Solana Pay, a decentralized payments protocol based on the Solana blockchain that allows businesses and e-commerce platforms to accept payments via crypto wallets, has gone live.
The peer-to-peer payments infrastructure is meant to give online businesses and point-of-sale providers around the world the ability to accept and settle payments in a variety of digital assets.
Solana Labs, in collaboration with Checkout.com, Citcon, and payments firm Circle, developed the infrastructure to support the adoption of USDC, among other assets, across traditional markets.
According to Solana Labs, merchants would get “real-time” payments and will save money due to Solana’s lower fees.
“Merchants and consumers want a frictionless experience without taking on unnecessary volatility risk, and consumers don’t necessarily want to transact with their investments,” Sheraz Shere, head of payments at Solana Labs said.

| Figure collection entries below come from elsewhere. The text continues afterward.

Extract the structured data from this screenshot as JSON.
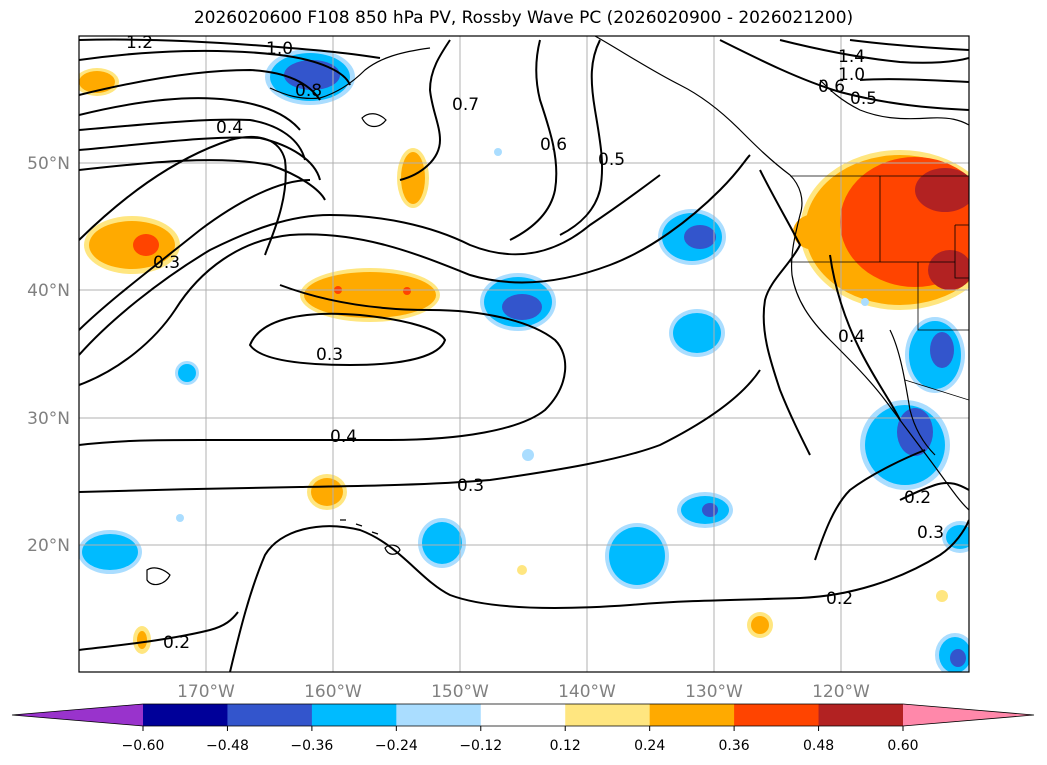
{
  "title": "2026020600 F108 850 hPa PV, Rossby Wave PC (2026020900 - 2026021200)",
  "lat_labels": [
    "50°N",
    "40°N",
    "30°N",
    "20°N"
  ],
  "lon_labels": [
    "170°W",
    "160°W",
    "150°W",
    "140°W",
    "130°W",
    "120°W"
  ],
  "contour_labels": [
    "1.2",
    "1.0",
    "1.4",
    "1.0",
    "0.6",
    "0.5",
    "0.8",
    "0.4",
    "0.7",
    "0.6",
    "0.5",
    "0.3",
    "0.3",
    "0.4",
    "0.4",
    "0.3",
    "0.2",
    "0.2",
    "0.2",
    "0.3"
  ],
  "colorbar": {
    "ticks": [
      "−0.60",
      "−0.48",
      "−0.36",
      "−0.24",
      "−0.12",
      "0.12",
      "0.24",
      "0.36",
      "0.48",
      "0.60"
    ],
    "colors": [
      "#9933cc",
      "#000099",
      "#3355cc",
      "#00bbff",
      "#aaddff",
      "#ffffff",
      "#ffe680",
      "#ffaa00",
      "#ff4400",
      "#b22222",
      "#ff88aa"
    ]
  }
}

Circle’s Jeremy Allaire added that the Solana Pay launch marked “a critical step toward broadening access and usage for merchants and customers who want to participate in the rapidly evolving landscape for the next generation of payment technology.”
On Solana Pay’s debut launch, the Circle-issued stablecoin USDC will be the primary medium of exchange, but with the support of Phantom and FTX, many more Solana-compatible digital assets could gain traction in the future. After partnering with both Visa and Mastercard last year, Circle’s backing for the product is the latest in a series of huge developments in the payments market.
To increase performance and scalability, Solana employs a combination of proof-of-stake (PoS) and proof-of-history (PoH) consensus methods. As a result, the network claims to be the world’s fastest blockchain, with a transaction rate of 65,000 per second (TPS).